Hearing loss affects millions of people around the world, and the World Health Organization estimates that by 2050, more than 900 million will suffer from the condition. Even with these large numbers, much is still unknown about age-related hearing loss. Experts are hoping fruit flies are the key to unlocking the mystery.
Why Study Fruit Flies?
Fruit flies, known by their scientific name Drosophila melanogaster are often used by scientists because of their genetic accessibility. Their molecular pathways for hearing are similar to those in humans and they are prone to age-related hearing loss.
The average lifespan of a fruit fly is 58 days, with some living as long as 70 days. One day in a fruit fly’s life is equivalent to one year for a human.
Fruit flies maintain their ability to hear well for around 50 days, meaning they spend 85 percent of their lives with good hearing.
Hearing Loss in Fruit Flies
A study conducted at the UCL Ear Institute assessed the hearing ability of fruit flies to see how their hearing declines as they age.
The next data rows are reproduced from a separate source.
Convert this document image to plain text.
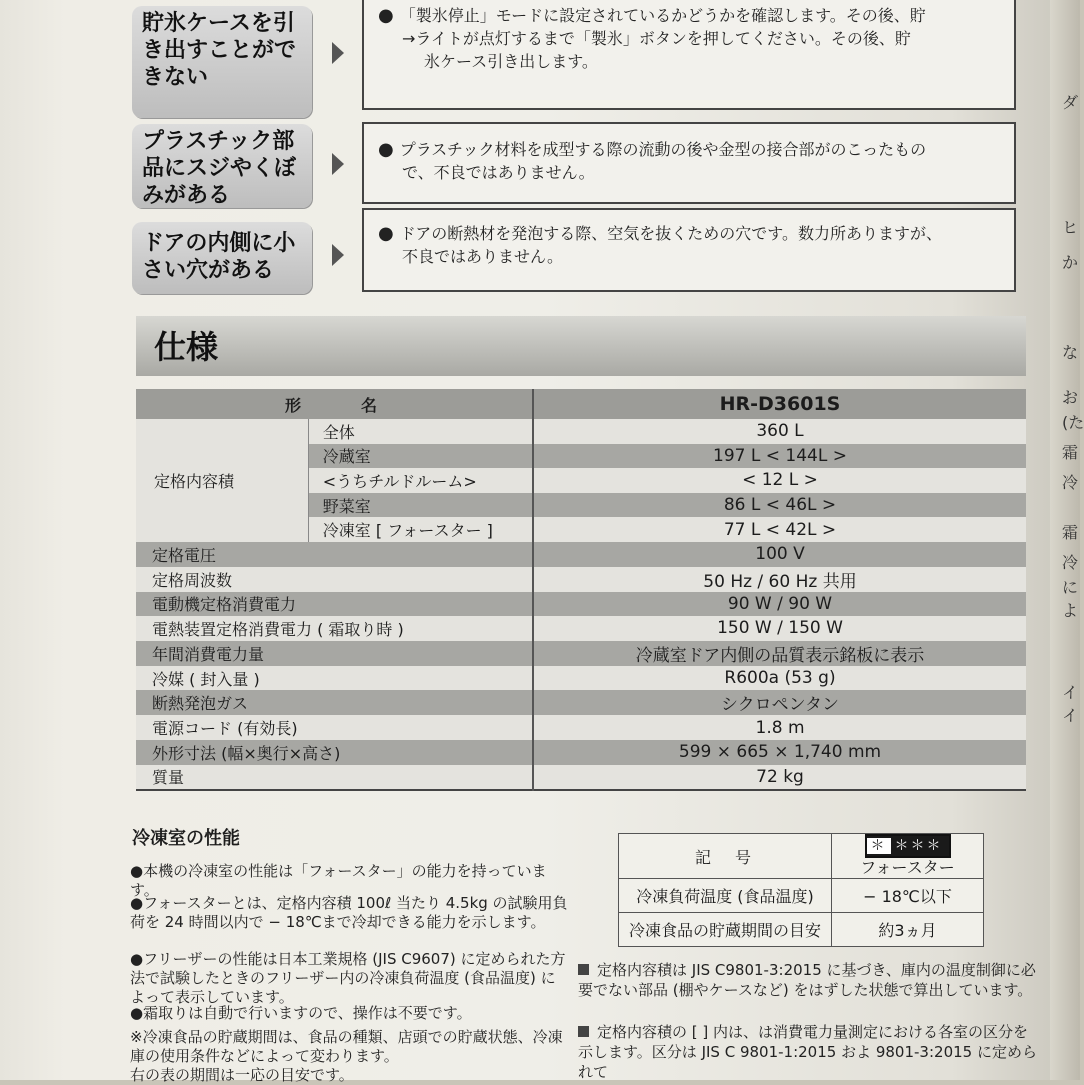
貯氷ケースを引き出すことができない
● 「製氷停止」モードに設定されているかどうかを確認します。その後、貯
→ライトが点灯するまで「製氷」ボタンを押してください。その後、貯
氷ケース引き出します。
プラスチック部品にスジやくぼみがある
● プラスチック材料を成型する際の流動の後や金型の接合部がのこったもの
で、不良ではありません。
ドアの内側に小さい穴がある
● ドアの断熱材を発泡する際、空気を抜くための穴です。数力所ありますが、
不良ではありません。
仕様
形名		HR-D3601S
定格内容積	全体	360 L
	冷蔵室	197 L < 144L >
	<うちチルドルーム>	< 12 L >
	野菜室	86 L < 46L >
	冷凍室 [ フォースター ]	77 L < 42L >
定格電圧		100 V
定格周波数		50 Hz / 60 Hz 共用
電動機定格消費電力		90 W / 90 W
電熱装置定格消費電力 ( 霜取り時 )		150 W / 150 W
年間消費電力量		冷蔵室ドア内側の品質表示銘板に表示
冷媒 ( 封入量 )		R600a (53 g)
断熱発泡ガス		シクロペンタン
電源コード (有効長)		1.8 m
外形寸法 (幅×奥行×高さ)		599 × 665 × 1,740 mm
質量		72 kg
冷凍室の性能
●本機の冷凍室の性能は「フォースター」の能力を持っています。
●フォースターとは、定格内容積 100ℓ 当たり 4.5kg の試験用負荷を 24 時間以内で − 18℃まで冷却できる能力を示します。
●フリーザーの性能は日本工業規格 (JIS C9607) に定められた方法で試験したときのフリーザー内の冷凍負荷温度 (食品温度) によって表示しています。
●霜取りは自動で行いますので、操作は不要です。
※冷凍食品の貯蔵期間は、食品の種類、店頭での貯蔵状態、冷凍庫の使用条件などによって変わります。
右の表の期間は一応の目安です。
記　号	＊ ＊＊＊
フォースター
冷凍負荷温度 (食品温度)	− 18℃以下
冷凍食品の貯蔵期間の目安	約3ヵ月
定格内容積は JIS C9801-3:2015 に基づき、庫内の温度制御に必要でない部品 (棚やケースなど) をはずした状態で算出しています。
定格内容積の [ ] 内は、は消費電力量測定における各室の区分を示します。区分は JIS C 9801-1:2015 およ 9801-3:2015 に定められて
ダ
ヒ
か
な
お
(た
霜
冷
霜
冷
によ
イイ
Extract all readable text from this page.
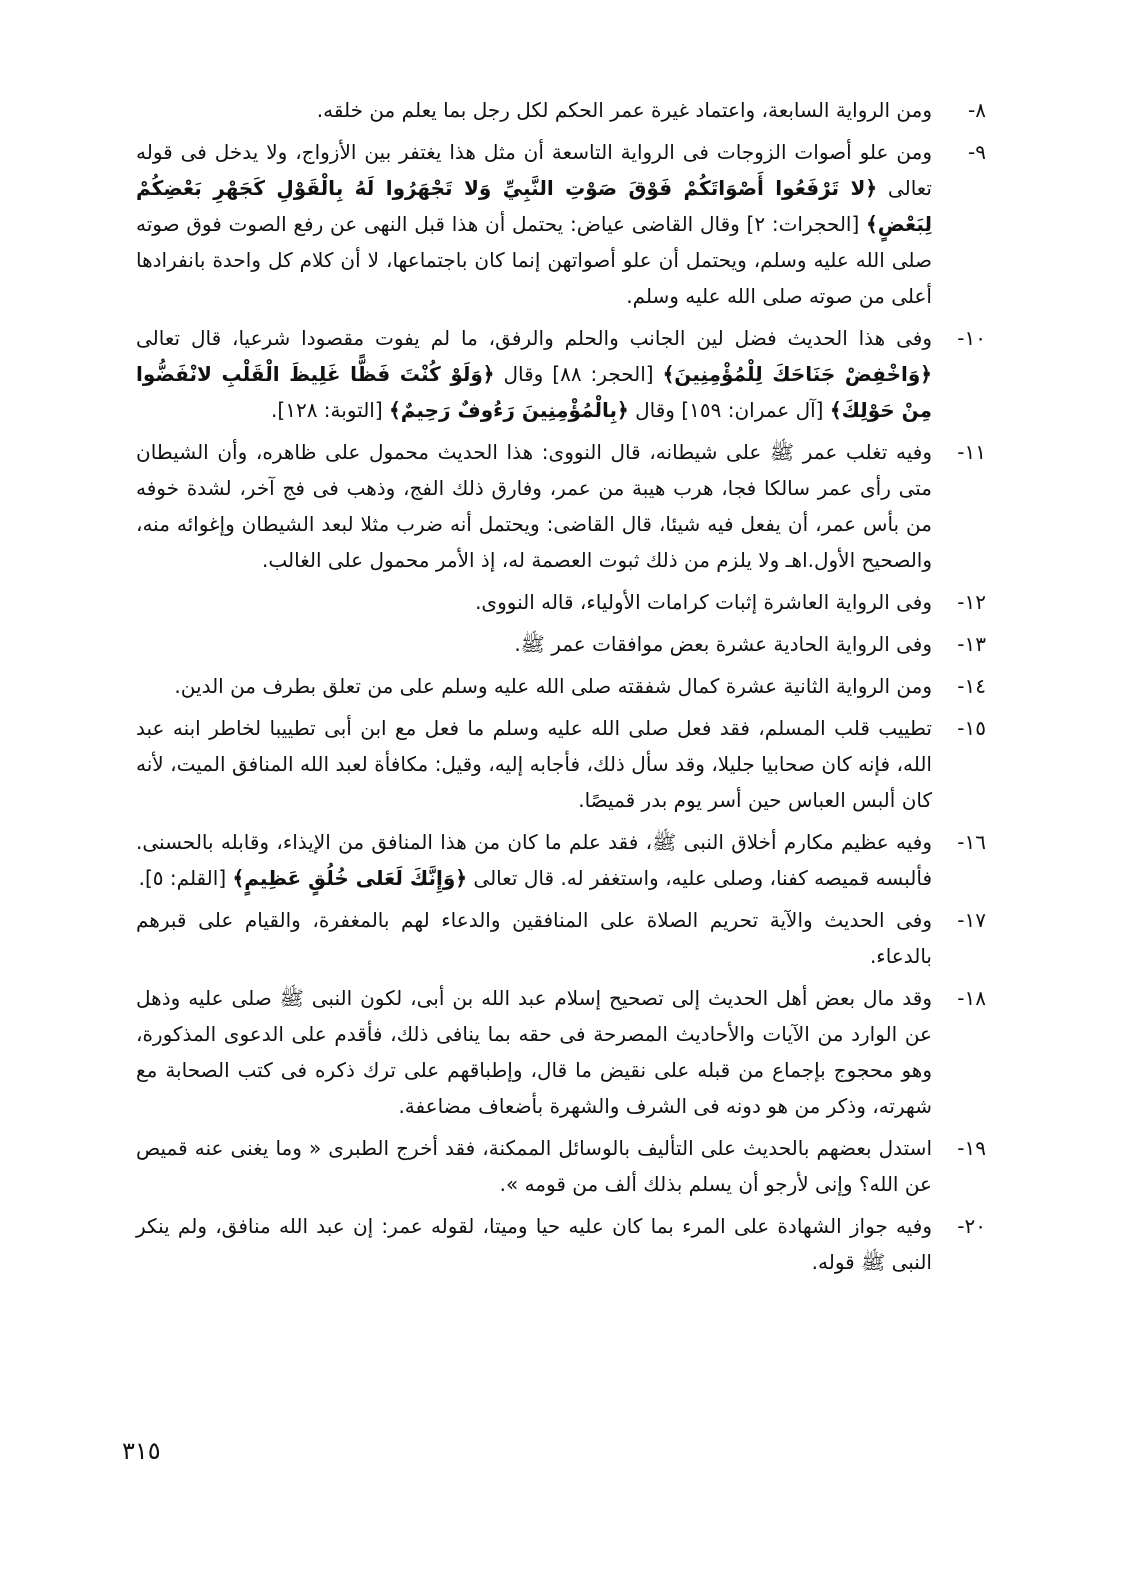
٨-
ومن الرواية السابعة، واعتماد غيرة عمر الحكم لكل رجل بما يعلم من خلقه.
٩-
ومن علو أصوات الزوجات فى الرواية التاسعة أن مثل هذا يغتفر بين الأزواج، ولا يدخل فى قوله تعالى ﴿لا تَرْفَعُوا أَصْوَاتَكُمْ فَوْقَ صَوْتِ النَّبِيِّ وَلا تَجْهَرُوا لَهُ بِالْقَوْلِ كَجَهْرِ بَعْضِكُمْ لِبَعْضٍ﴾ [الحجرات: ٢] وقال القاضى عياض: يحتمل أن هذا قبل النهى عن رفع الصوت فوق صوته صلى الله عليه وسلم، ويحتمل أن علو أصواتهن إنما كان باجتماعها، لا أن كلام كل واحدة بانفرادها أعلى من صوته صلى الله عليه وسلم.
١٠-
وفى هذا الحديث فضل لين الجانب والحلم والرفق، ما لم يفوت مقصودا شرعيا، قال تعالى ﴿وَاخْفِضْ جَنَاحَكَ لِلْمُؤْمِنِينَ﴾ [الحجر: ٨٨] وقال ﴿وَلَوْ كُنْتَ فَظًّا غَلِيظَ الْقَلْبِ لانْفَضُّوا مِنْ حَوْلِكَ﴾ [آل عمران: ١٥٩] وقال ﴿بِالْمُؤْمِنِينَ رَءُوفٌ رَحِيمٌ﴾ [التوبة: ١٢٨].
١١-
وفيه تغلب عمر ﷺ على شيطانه، قال النووى: هذا الحديث محمول على ظاهره، وأن الشيطان متى رأى عمر سالكا فجا، هرب هيبة من عمر، وفارق ذلك الفج، وذهب فى فج آخر، لشدة خوفه من بأس عمر، أن يفعل فيه شيئا، قال القاضى: ويحتمل أنه ضرب مثلا لبعد الشيطان وإغوائه منه، والصحيح الأول.اهـ ولا يلزم من ذلك ثبوت العصمة له، إذ الأمر محمول على الغالب.
١٢-
وفى الرواية العاشرة إثبات كرامات الأولياء، قاله النووى.
١٣-
وفى الرواية الحادية عشرة بعض موافقات عمر ﷺ.
١٤-
ومن الرواية الثانية عشرة كمال شفقته صلى الله عليه وسلم على من تعلق بطرف من الدين.
١٥-
تطييب قلب المسلم، فقد فعل صلى الله عليه وسلم ما فعل مع ابن أبى تطييبا لخاطر ابنه عبد الله، فإنه كان صحابيا جليلا، وقد سأل ذلك، فأجابه إليه، وقيل: مكافأة لعبد الله المنافق الميت، لأنه كان ألبس العباس حين أسر يوم بدر قميصًا.
١٦-
وفيه عظيم مكارم أخلاق النبى ﷺ، فقد علم ما كان من هذا المنافق من الإيذاء، وقابله بالحسنى. فألبسه قميصه كفنا، وصلى عليه، واستغفر له. قال تعالى ﴿وَإِنَّكَ لَعَلى خُلُقٍ عَظِيمٍ﴾ [القلم: ٥].
١٧-
وفى الحديث والآية تحريم الصلاة على المنافقين والدعاء لهم بالمغفرة، والقيام على قبرهم بالدعاء.
١٨-
وقد مال بعض أهل الحديث إلى تصحيح إسلام عبد الله بن أبى، لكون النبى ﷺ صلى عليه وذهل عن الوارد من الآيات والأحاديث المصرحة فى حقه بما ينافى ذلك، فأقدم على الدعوى المذكورة، وهو محجوج بإجماع من قبله على نقيض ما قال، وإطباقهم على ترك ذكره فى كتب الصحابة مع شهرته، وذكر من هو دونه فى الشرف والشهرة بأضعاف مضاعفة.
١٩-
استدل بعضهم بالحديث على التأليف بالوسائل الممكنة، فقد أخرج الطبرى « وما يغنى عنه قميص عن الله؟ وإنى لأرجو أن يسلم بذلك ألف من قومه ».
٢٠-
وفيه جواز الشهادة على المرء بما كان عليه حيا وميتا، لقوله عمر: إن عبد الله منافق، ولم ينكر النبى ﷺ قوله.
٣١٥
While many researchers have used these insects to study human hearing, none have followed flies’ hearing loss across their entire lifespan.
The researchers used advanced biochemical, neurophysiological and behavioral techniques to determine that fruit flies suffer from age related hearing loss around 50 days of age. Once they determined this, researchers were able to study what happened in the time before the flies lost their hearing; they were specifically looking for any genes that kept the ears healthy.
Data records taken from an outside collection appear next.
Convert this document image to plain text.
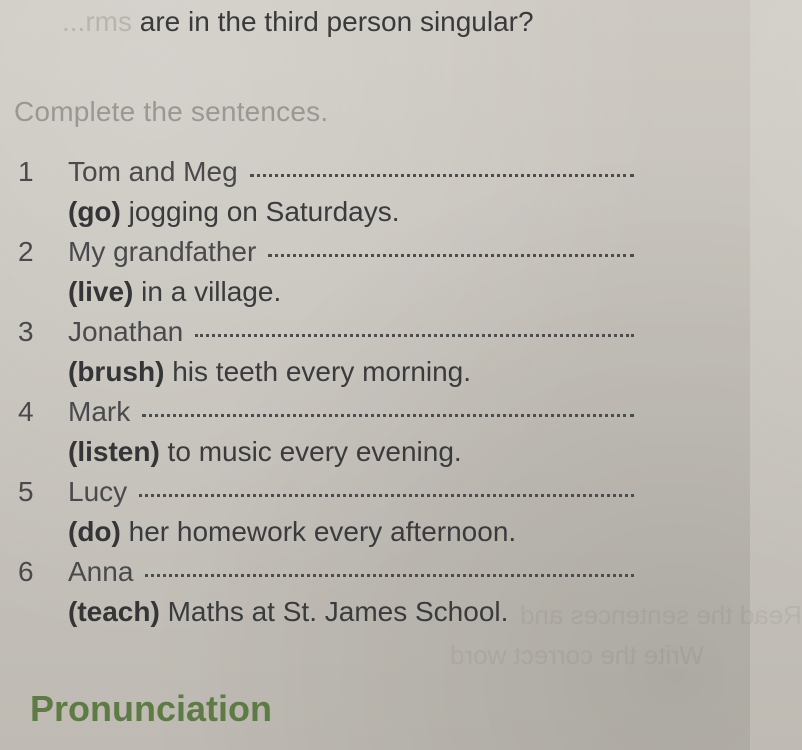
Read the sentences and
Write the correct word
...rms are in the third person singular?
Complete the sentences.
1	Tom and Meg
(go) jogging on Saturdays.
2	My grandfather
(live) in a village.
3	Jonathan
(brush) his teeth every morning.
4	Mark
(listen) to music every evening.
5	Lucy
(do) her homework every afternoon.
6	Anna
(teach) Maths at St. James School.
Pronunciation
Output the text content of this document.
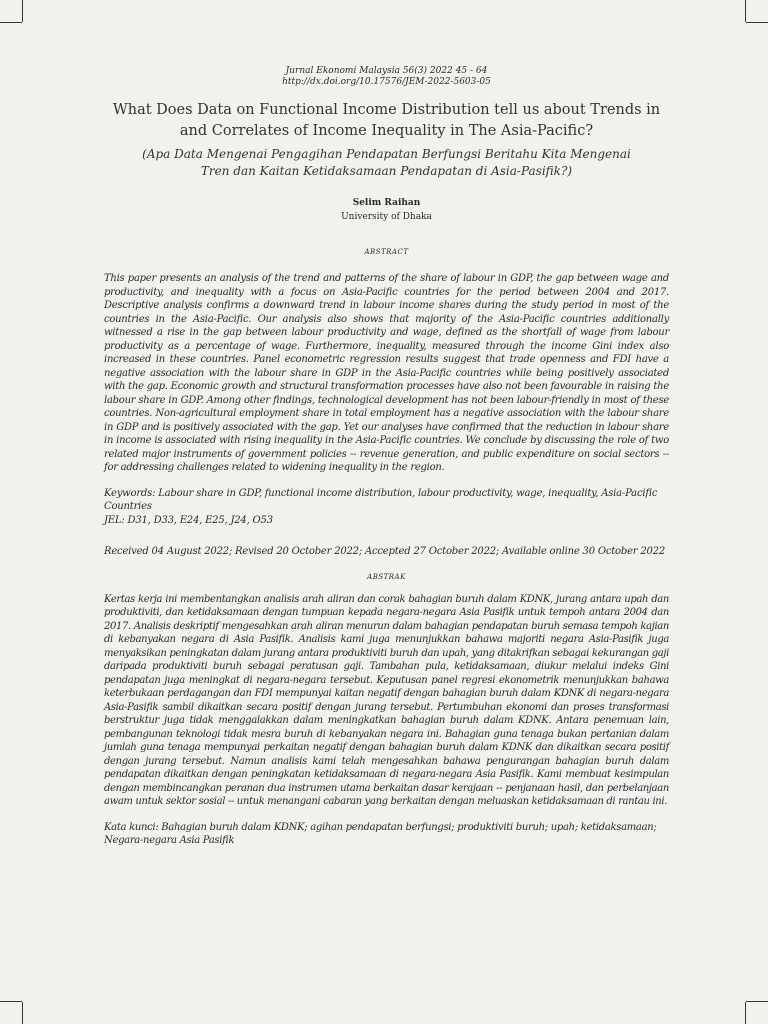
Jurnal Ekonomi Malaysia 56(3) 2022 45 - 64
http://dx.doi.org/10.17576/JEM-2022-5603-05
What Does Data on Functional Income Distribution tell us about Trends in and Correlates of Income Inequality in The Asia-Pacific?
(Apa Data Mengenai Pengagihan Pendapatan Berfungsi Beritahu Kita Mengenai Tren dan Kaitan Ketidaksamaan Pendapatan di Asia-Pasifik?)
Selim Raihan
University of Dhaka
ABSTRACT
This paper presents an analysis of the trend and patterns of the share of labour in GDP, the gap between wage and productivity, and inequality with a focus on Asia-Pacific countries for the period between 2004 and 2017. Descriptive analysis confirms a downward trend in labour income shares during the study period in most of the countries in the Asia-Pacific. Our analysis also shows that majority of the Asia-Pacific countries additionally witnessed a rise in the gap between labour productivity and wage, defined as the shortfall of wage from labour productivity as a percentage of wage. Furthermore, inequality, measured through the income Gini index also increased in these countries. Panel econometric regression results suggest that trade openness and FDI have a negative association with the labour share in GDP in the Asia-Pacific countries while being positively associated with the gap. Economic growth and structural transformation processes have also not been favourable in raising the labour share in GDP. Among other findings, technological development has not been labour-friendly in most of these countries. Non-agricultural employment share in total employment has a negative association with the labour share in GDP and is positively associated with the gap. Yet our analyses have confirmed that the reduction in labour share in income is associated with rising inequality in the Asia-Pacific countries. We conclude by discussing the role of two related major instruments of government policies -- revenue generation, and public expenditure on social sectors -- for addressing challenges related to widening inequality in the region.
Keywords: Labour share in GDP, functional income distribution, labour productivity, wage, inequality, Asia-Pacific Countries
JEL: D31, D33, E24, E25, J24, O53
Received 04 August 2022; Revised 20 October 2022; Accepted 27 October 2022; Available online 30 October 2022
ABSTRAK
Kertas kerja ini membentangkan analisis arah aliran dan corak bahagian buruh dalam KDNK, jurang antara upah dan produktiviti, dan ketidaksamaan dengan tumpuan kepada negara-negara Asia Pasifik untuk tempoh antara 2004 dan 2017. Analisis deskriptif mengesahkan arah aliran menurun dalam bahagian pendapatan buruh semasa tempoh kajian di kebanyakan negara di Asia Pasifik. Analisis kami juga menunjukkan bahawa majoriti negara Asia-Pasifik juga menyaksikan peningkatan dalam jurang antara produktiviti buruh dan upah, yang ditakrifkan sebagai kekurangan gaji daripada produktiviti buruh sebagai peratusan gaji. Tambahan pula, ketidaksamaan, diukur melalui indeks Gini pendapatan juga meningkat di negara-negara tersebut. Keputusan panel regresi ekonometrik menunjukkan bahawa keterbukaan perdagangan dan FDI mempunyai kaitan negatif dengan bahagian buruh dalam KDNK di negara-negara Asia-Pasifik sambil dikaitkan secara positif dengan jurang tersebut. Pertumbuhan ekonomi dan proses transformasi berstruktur juga tidak menggalakkan dalam meningkatkan bahagian buruh dalam KDNK. Antara penemuan lain, pembangunan teknologi tidak mesra buruh di kebanyakan negara ini. Bahagian guna tenaga bukan pertanian dalam jumlah guna tenaga mempunyai perkaitan negatif dengan bahagian buruh dalam KDNK dan dikaitkan secara positif dengan jurang tersebut. Namun analisis kami telah mengesahkan bahawa pengurangan bahagian buruh dalam pendapatan dikaitkan dengan peningkatan ketidaksamaan di negara-negara Asia Pasifik. Kami membuat kesimpulan dengan membincangkan peranan dua instrumen utama berkaitan dasar kerajaan -- penjanaan hasil, dan perbelanjaan awam untuk sektor sosial -- untuk menangani cabaran yang berkaitan dengan meluaskan ketidaksamaan di rantau ini.
Kata kunci: Bahagian buruh dalam KDNK; agihan pendapatan berfungsi; produktiviti buruh; upah; ketidaksamaan; Negara-negara Asia Pasifik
Researchers identified a new set of transcription regulator genes called homeostasis genes. This means these genes control the activity that keeps the ears hearing well.
Joerg Albert is a professor at UCL Ear Institute and lead author of the study. He explains, “While many studies have been conducted into the hearing function of fruit flies, ours is the first to look at the mechanistic and molecular detail of their auditory life course.”
“Our twin discoveries that fruit flies experience age-related hearing loss and that their prior auditory health is controlled by a particular set of genes, is a significant breakthrough. The fact that these genes are conserved in humans will also help to focus future clinical research in humans and thereby accelerate the discovery of novel pharmacological or gene-therapeutic strategies.”
Albert confirmed that him and his team have already started a follow-up drug discovery project designed around the results of this initial study.